The GMC is pleased to announce that the ‘State of Maritime History Research’ conference, held in partnership with the Society for Nautical Research (SNR), was a resounding success.
On 9 September 2017, we welcomed over 70 delegates to the first maritime history conference hosted by the GMC, and the first national conference organised by the SNR. The SNR supports maritime history events in conjunction with other organisations, such as the New Researchers in Maritime History conference and the King’s Lecture series, co-sponsored with the British Commission for Maritime History. Although a half-day conference in Glasgow in 2010 to celebrate the SNR’s centenary developed into the Annual Scottish Maritime History Conference held with the University of Glasgow and Glasgow Museums, this was the first time they held a full one day event under their own flag. At the same time, the GMC wanted a conference for alumni of the former Greenwich Maritime Institute. Both organisations also sought to attract those who write maritime history but who don’t identify as maritime historians. This conference was the result.
With the theme of ‘The State of Maritime Research’, it was befitting that the first SNR Anderson Lifetime Achievement Award was presented to long-time member John Hattendorf, Professor Emeritus of Maritime History, U.S. Naval War College. Prof Hattendorf has for a long time been a keen observer and prolific writer on developments in naval and maritime history. In answer to the conference’s key question about the future of maritime history he answered in the affirmative. Maritime history is in a healthy state, with at least nine maritime history journals: ‘a field with so many active journals seems to be one that is vibrant’. He suggests there is ‘great future potential’, and to ‘Let’s all get to work and keep maritime history under-weigh with way on!’
The tone was set perfectly for the rest of the conference. Keynotes by our other master naval historians, Prof Eric Grove and Prof Richard Harding, also set the bar high by sharing their experiences with incorporating broad perspectives. Prof Grove regaled us with an ‘aha’ moment, which came from watching a programme on food history. This changed the way he interpreted the U-boat crisis of 1917. He advised that we can’t understand battles and war without seeing the bigger picture, such as the importance of logistics and food production.
Prof Richard Harding, our last keynote of the day, had a similar message. Maritime history is robust and diverse, and yet offers even more opportunities for research. The field is multi-functional, multi-disciplinary; it helps us to understand the global condition and organizational problems. This is especially true when maritime history connects with other approaches, such as the social sciences. He emphasised as well, that the field’s strength lies in its breadth of practitioners—both professional and amateur. Indeed, our amateur researchers are our bedrock.
The papers presented at the conference supported the points made in all three keynotes.
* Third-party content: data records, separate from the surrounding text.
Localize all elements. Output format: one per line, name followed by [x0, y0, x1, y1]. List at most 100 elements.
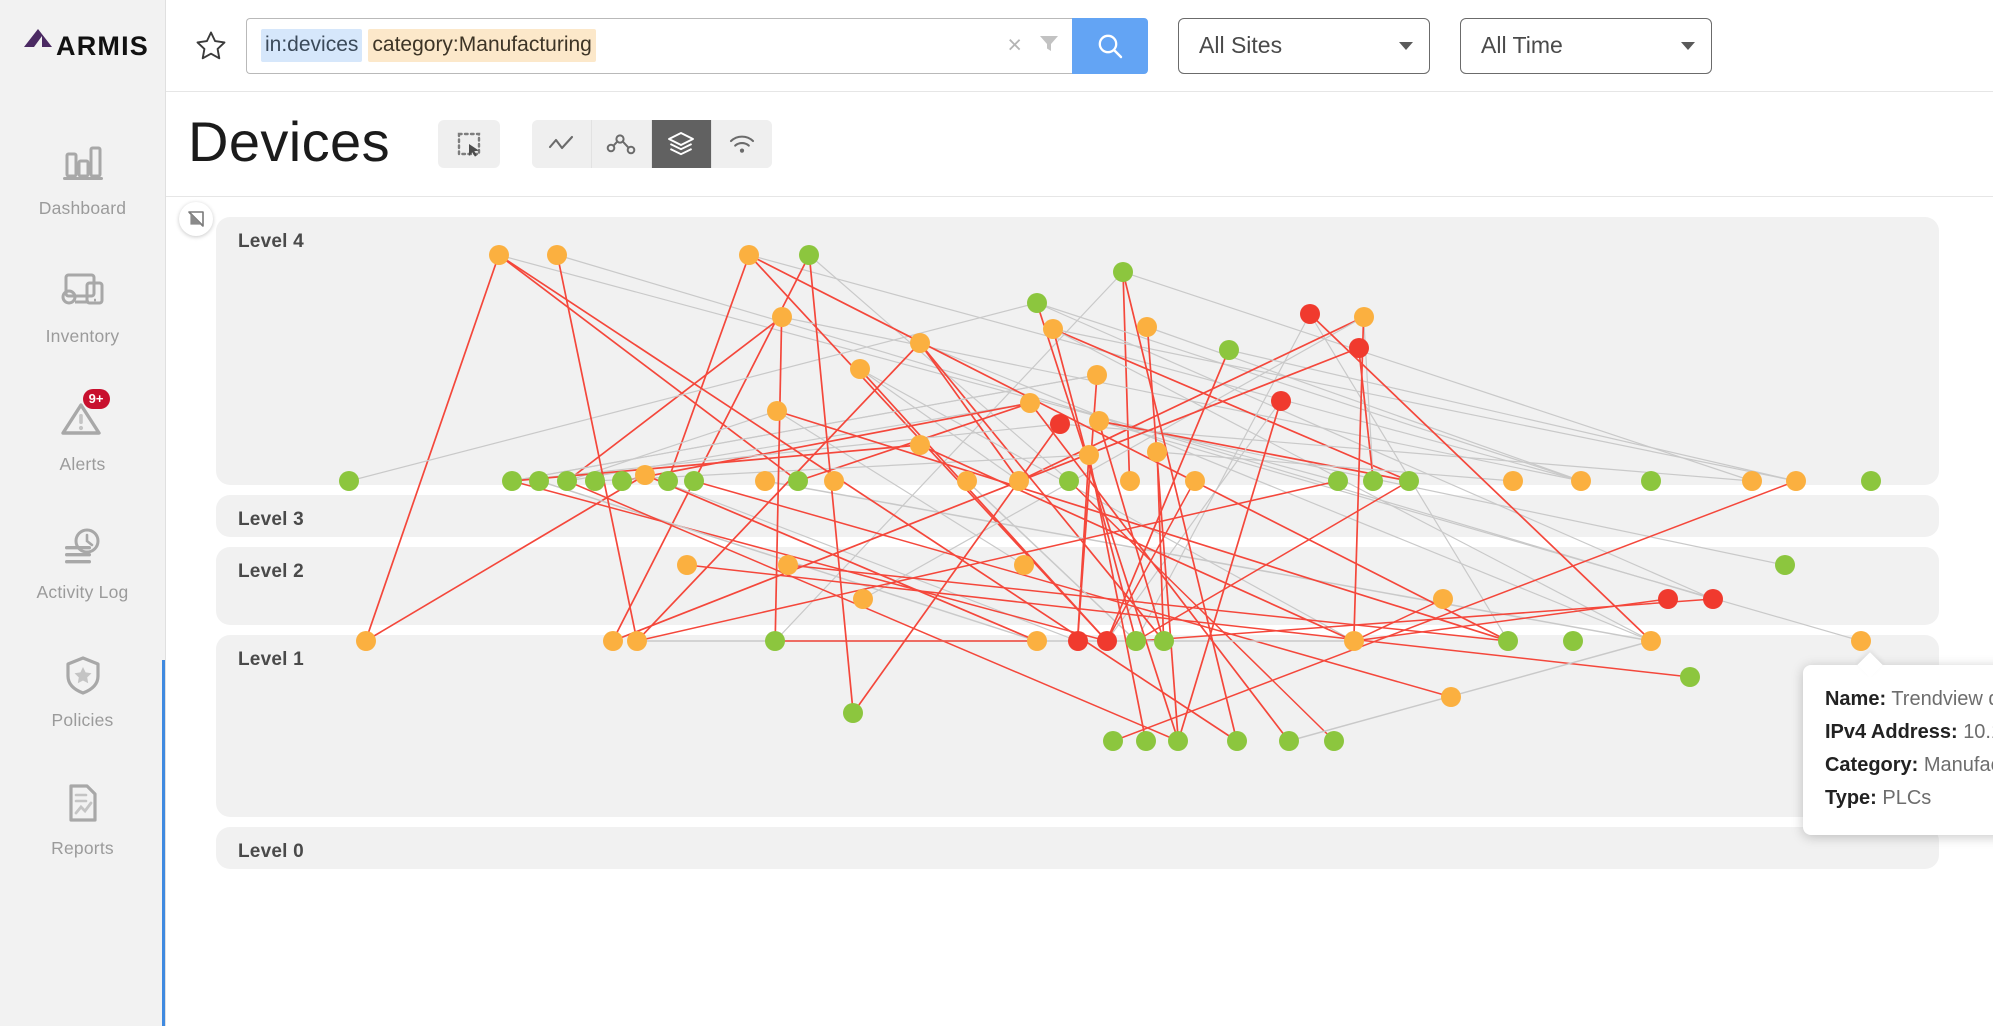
- device-node[interactable]: [1571, 471, 1592, 491]
- device-node[interactable]: [1218, 340, 1239, 360]
- marquee-select-button[interactable]: [437, 120, 500, 168]
- device-node[interactable]: [755, 471, 776, 491]
- device-node[interactable]: [1363, 471, 1384, 491]
- device-node[interactable]: [1026, 631, 1047, 651]
- device-node[interactable]: [1860, 471, 1881, 491]
- device-node[interactable]: [771, 307, 792, 327]
- device-node[interactable]: [635, 465, 656, 485]
- device-node[interactable]: [1020, 393, 1041, 413]
- close-icon[interactable]: ×: [1007, 33, 1022, 58]
- device-node[interactable]: [1126, 631, 1147, 651]
- device-node[interactable]: [602, 631, 623, 651]
- device-node[interactable]: [1299, 304, 1320, 324]
- tab-layers-view[interactable]: [651, 120, 712, 168]
- device-node[interactable]: [1785, 471, 1806, 491]
- sidebar-item-dashboard[interactable]: Dashboard: [0, 114, 165, 242]
- device-node[interactable]: [778, 555, 799, 575]
- device-node[interactable]: [1433, 589, 1454, 609]
- device-node[interactable]: [1327, 471, 1348, 491]
- device-node[interactable]: [1353, 307, 1374, 327]
- tab-topology-view[interactable]: [591, 120, 652, 168]
- device-node[interactable]: [1153, 631, 1174, 651]
- site-filter-select[interactable]: All Sites: [1178, 17, 1430, 74]
- device-node[interactable]: [1135, 731, 1156, 751]
- device-node[interactable]: [787, 471, 808, 491]
- device-node[interactable]: [1008, 471, 1029, 491]
- device-node[interactable]: [1399, 471, 1420, 491]
- device-node[interactable]: [584, 471, 605, 491]
- funnel-icon[interactable]: [1038, 32, 1060, 59]
- device-node[interactable]: [1013, 555, 1034, 575]
- device-node[interactable]: [355, 631, 376, 651]
- device-node[interactable]: [1278, 731, 1299, 751]
- device-node[interactable]: [1168, 731, 1189, 751]
- device-node[interactable]: [529, 471, 550, 491]
- device-node[interactable]: [852, 589, 873, 609]
- device-node[interactable]: [823, 471, 844, 491]
- device-node[interactable]: [799, 245, 820, 265]
- sidebar-scrollbar[interactable]: [162, 660, 165, 1026]
- device-node[interactable]: [1226, 731, 1247, 751]
- device-node[interactable]: [683, 471, 704, 491]
- device-node[interactable]: [849, 359, 870, 379]
- device-node[interactable]: [1119, 471, 1140, 491]
- device-node[interactable]: [339, 471, 360, 491]
- tab-wireless-view[interactable]: [711, 120, 772, 168]
- device-node[interactable]: [1137, 317, 1158, 337]
- device-node[interactable]: [1147, 442, 1168, 462]
- device-node[interactable]: [501, 471, 522, 491]
- device-node[interactable]: [1078, 445, 1099, 465]
- device-node[interactable]: [1641, 631, 1662, 651]
- device-node[interactable]: [1026, 293, 1047, 313]
- device-node[interactable]: [1850, 631, 1871, 651]
- device-node[interactable]: [1184, 471, 1205, 491]
- brand-logo[interactable]: ARMIS: [0, 0, 165, 92]
- device-node[interactable]: [1563, 631, 1584, 651]
- device-node[interactable]: [1680, 667, 1701, 687]
- time-filter-select[interactable]: All Time: [1460, 17, 1712, 74]
- device-node[interactable]: [1270, 391, 1291, 411]
- device-node[interactable]: [1498, 631, 1519, 651]
- graph-canvas[interactable]: Level 4 Level 3 Level 2 Level 1 Level 0 Name…: [166, 197, 1993, 1026]
- device-node[interactable]: [1087, 365, 1107, 385]
- search-submit-button[interactable]: [1072, 17, 1148, 74]
- device-node[interactable]: [1774, 555, 1795, 575]
- device-node[interactable]: [557, 471, 578, 491]
- device-node[interactable]: [1067, 631, 1088, 651]
- sidebar-item-reports[interactable]: Reports: [0, 754, 165, 882]
- device-node[interactable]: [766, 401, 787, 421]
- layered-topology-graph[interactable]: Level 4 Level 3 Level 2 Level 1 Level 0: [216, 217, 1939, 977]
- device-node[interactable]: [547, 245, 568, 265]
- device-node[interactable]: [1096, 631, 1117, 651]
- device-node[interactable]: [843, 703, 864, 723]
- device-node[interactable]: [1703, 589, 1724, 609]
- sidebar-item-alerts[interactable]: 9+ Alerts: [0, 370, 165, 498]
- device-node[interactable]: [909, 435, 930, 455]
- device-node[interactable]: [1343, 631, 1364, 651]
- device-node[interactable]: [765, 631, 786, 651]
- device-node[interactable]: [1348, 338, 1369, 358]
- device-node[interactable]: [1059, 471, 1080, 491]
- device-node[interactable]: [1049, 414, 1070, 434]
- device-node[interactable]: [1043, 319, 1064, 339]
- device-node[interactable]: [1503, 471, 1524, 491]
- device-node[interactable]: [1641, 471, 1662, 491]
- device-node[interactable]: [488, 245, 509, 265]
- expand-collapse-button[interactable]: [179, 202, 213, 236]
- device-node[interactable]: [1441, 687, 1462, 707]
- search-input[interactable]: in:devices category:Manufacturing ×: [246, 17, 1072, 74]
- device-node[interactable]: [956, 471, 977, 491]
- device-node[interactable]: [1742, 471, 1763, 491]
- device-node[interactable]: [1113, 262, 1133, 282]
- device-node[interactable]: [1657, 589, 1678, 609]
- device-node[interactable]: [657, 471, 678, 491]
- device-node[interactable]: [739, 245, 760, 265]
- search-token-category[interactable]: category:Manufacturing: [368, 29, 596, 62]
- device-node[interactable]: [677, 555, 698, 575]
- search-token-scope[interactable]: in:devices: [261, 29, 363, 62]
- device-node[interactable]: [1088, 411, 1109, 431]
- tab-trend-view[interactable]: [531, 120, 592, 168]
- device-node[interactable]: [909, 333, 930, 353]
- device-node[interactable]: [1324, 731, 1345, 751]
- device-node[interactable]: [612, 471, 633, 491]
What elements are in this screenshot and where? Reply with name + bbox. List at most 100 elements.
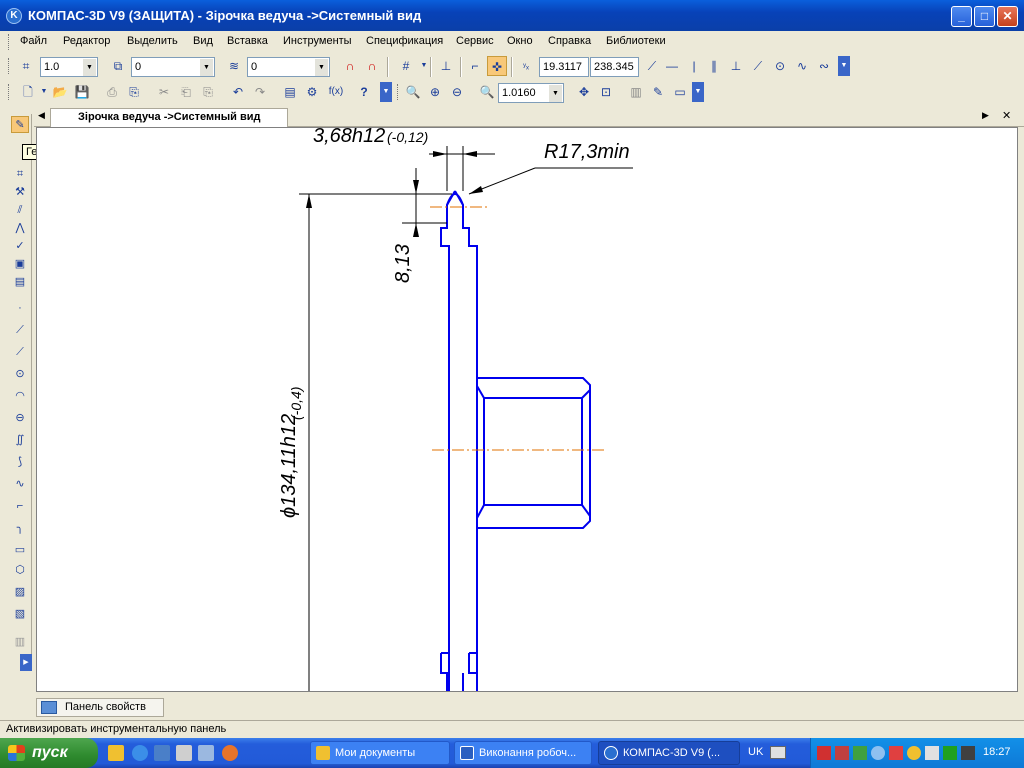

They were wide-ranging, and all offered exciting new avenues for research. Indeed, one of the themes of the conference was the importance of reaching out, to bring together academics, independent scholars, heritage organisations, museums, and the interested public. We all need each other.
All-in-all, the feedback for the conference was very positive, and the excitement was palpable. One delegate remarked on Twitter that “I had a great day, thanks for the kick start to my MA studies. Am one of the enthusiastic amateurs mentioned in round table!” It wasn’t long before the organisers heard the comments of ‘Let’s do this again!’
I think we all took away an appreciation for the vibrancy and positive future of maritime history. We really do have an embarrassment of riches considering the topics and methods we can choose from, and potential impact of our research. The field is in good hands.
If you didn’t get to attend, conference organiser JD Davies has written an engaging blog at https://jddavies.com/2017/09/11/a-very-palpable-hit-the-state-of-maritime-historical-research-conference-2017/ which describes individual papers. Tweets from the conference can be viewed by searching on #MarConf17 on Twitter. The SNR is also planning on publishing many of the papers in Topmasts, which will be available open-source online. Check out their website at https://snr.org.uk/.
One last comment—but a very important one: The organisers offer their gratitude to the University of Greenwich for hosting the conference, as well as to the Events team for all their help in set-up, registration, catering, and taking care of the delegates. We couldn’t have done it without you.